Abstract
Background
The recovery process for patients post-cerebral hemorrhage is influenced by various factors. Crucially, multimodal information, including results from rehabilitation function assessments, imaging examinations, and laboratory tests, is essential for evaluating motor function and predicting the rehabilitation outcome in these patients.
Methods
A retrospective analysis was conducted, utilizing data from 315 and 424 patients with post-cerebral hemorrhage. The training set comprised rehabilitation function assessment results, imaging examination data, and laboratory test results, used to establish models for evaluating motor function and predicting rehabilitation outcomes. Clinical characteristics of patients underwent single-factor and multi-factor logistic regression analyses, exploring influencing factors during the recovery process after cerebral hemorrhage. Head CT scans of patients underwent pre-processing, extracting radiomic features for predicting motor function when combined with functional assessment results. Moreover, a GBDT gradient boosting tree model was constructed based on patients' multimodal clinical information and compared with other machine learning models to evaluate rehabilitation outcomes. Separate models for predicting motor function and evaluating rehabilitation were established for patients with cerebral hemorrhage using selected radiomic and clinical features, and the performance of each model was individually assessed.
Results
Following extensive training and validation with a substantial patient records dataset, the receiver operating characteristic (ROC) analysis reveals the excellent performance of the motor function prediction model we developed for patients post-cerebral hemorrhage. In both five-fold and ten-fold cross-validation, the gradient boosting decision tree (GBDT) algorithm demonstrates superior performance in the post-cerebral hemorrhage rehabilitation assessment compared to other machine learning algorithms.

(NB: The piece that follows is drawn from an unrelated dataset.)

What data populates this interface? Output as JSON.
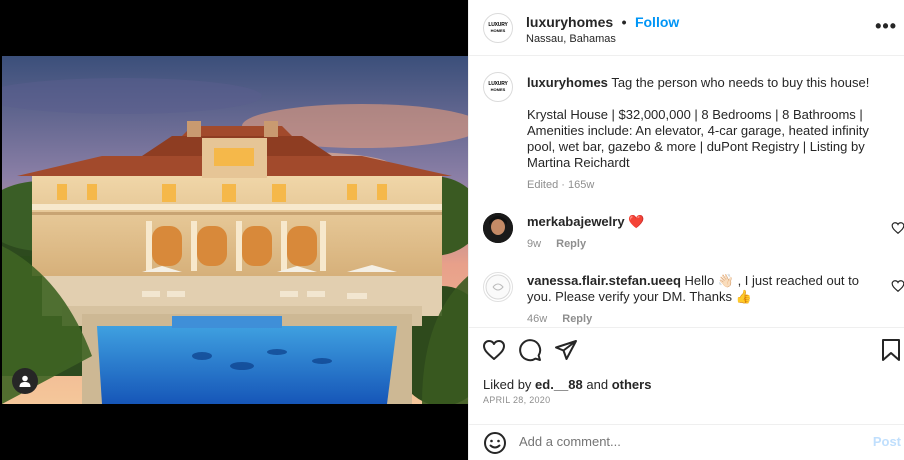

Multifactor analysis indicates that, in predicting motor function after cerebral hemorrhage, factors such as albumin, neutrophil count and percentage, triglycerides, coagulation time, and urea are significant. In rehabilitation assessment, meaningful factors include the age of onset, admission modified Barthel Index (mBI) score, and the initiation of rehabilitation.
Conclusion
Our study integrates multimodal information and advanced machine learning algorithms, providing a solution for assessing function and predicting rehabilitation in patients after cerebral hemorrhage. The established models hold the potential to provide decision support for clinicians in clinical practice, promoting the realization of personalized rehabilitation treatment.